# L'avenir de la liste négative : entre ouverture stratégique et protection des intérêts nationaux Pour tout investisseur étranger œuvrant en Chine, la « Liste négative d'accès aux investissements » n'est pas un simple document administratif ; c'est la carte qui définit les règles du jeu. L'article « Quelle est l'orientation future des ajustements de la liste négative d'accès aux investissements étrangers ? » pose une question fondamentale qui agite les conseils d'administration et les départements de stratégie : dans quelle direction la Chine va-t-elle faire évoluer ce cadre crucial ? Alors que le pays affiche une volonté d'ouverture continue, les ajustements de cette liste reflètent un équilibre subtil entre attirer les capitaux de haute qualité et protéger les secteurs sensibles. En tant que professionnel avec 12 ans d'expérience dans l'accompagnement des entreprises étrangères chez Jiaxi Fiscal et 14 ans dans les procédures d'enregistrement, je vous propose de décortiquer ensemble les tendances futures, non pas à travers un prisme théorique, mais avec le regard du terrain, des dossiers que nous traitons et des échanges avec les autorités.

Ouverture continue

La tendance lourde, et c'est une excellente nouvelle pour les investisseurs, est celle d'une ouverture continue et mesurée. On ne reviendra pas en arrière. Les autorités chinoises ont bien compris que pour maintenir la compétitivité de l'économie, attirer des technologies de pointe et des savoir-faire managériaux, il faut offrir un accès élargi. Je me souviens d'un client, un fabricant européen de composants automobiles de nouvelle génération, qui, il y a cinq ans, devait obligatoirement passer par une joint-venture.
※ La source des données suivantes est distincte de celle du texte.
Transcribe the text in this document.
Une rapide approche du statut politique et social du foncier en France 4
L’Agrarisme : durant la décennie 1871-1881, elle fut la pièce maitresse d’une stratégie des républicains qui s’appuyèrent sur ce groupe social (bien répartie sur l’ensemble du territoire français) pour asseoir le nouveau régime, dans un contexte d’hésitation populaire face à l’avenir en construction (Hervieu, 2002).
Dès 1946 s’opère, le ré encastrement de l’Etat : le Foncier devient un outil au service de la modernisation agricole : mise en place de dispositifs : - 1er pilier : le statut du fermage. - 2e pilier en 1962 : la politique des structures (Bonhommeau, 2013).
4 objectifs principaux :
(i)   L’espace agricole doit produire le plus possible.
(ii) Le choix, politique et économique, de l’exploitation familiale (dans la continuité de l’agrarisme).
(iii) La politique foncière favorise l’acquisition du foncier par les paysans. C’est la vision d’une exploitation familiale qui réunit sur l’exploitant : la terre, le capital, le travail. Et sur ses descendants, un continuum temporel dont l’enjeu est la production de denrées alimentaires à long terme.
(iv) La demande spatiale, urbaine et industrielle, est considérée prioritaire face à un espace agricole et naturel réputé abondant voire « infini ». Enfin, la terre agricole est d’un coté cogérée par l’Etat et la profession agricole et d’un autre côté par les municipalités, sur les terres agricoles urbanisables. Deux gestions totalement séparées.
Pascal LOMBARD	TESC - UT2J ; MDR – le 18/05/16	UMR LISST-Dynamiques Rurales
La révision de la liste a progressivement assoupli cette règle dans son sous-secteur, et nous avons pu l'accompagner vers la création d'une entreprise à capitaux entièrement étrangers. Cet assouplissement n'est pas anodin ; il envoie un signal fort aux marchés. Les futurs ajustements vont probablement continuer sur cette voie, en ciblant des segments précis comme les services financiers verts, la R&D en intelligence artificielle appliquée, ou certains maillons de la chaîne logistique moderne. L'objectif est clair : utiliser la liste négative non pas comme une barrière, mais comme un outil de pilotage pour orienter les investissements étrangers vers les secteurs qui soutiennent la transition économique du pays, ce que nous appelons la « haute qualité du développement ». Ce n'est pas une ouverture tous azimuts, mais une ouverture stratégique.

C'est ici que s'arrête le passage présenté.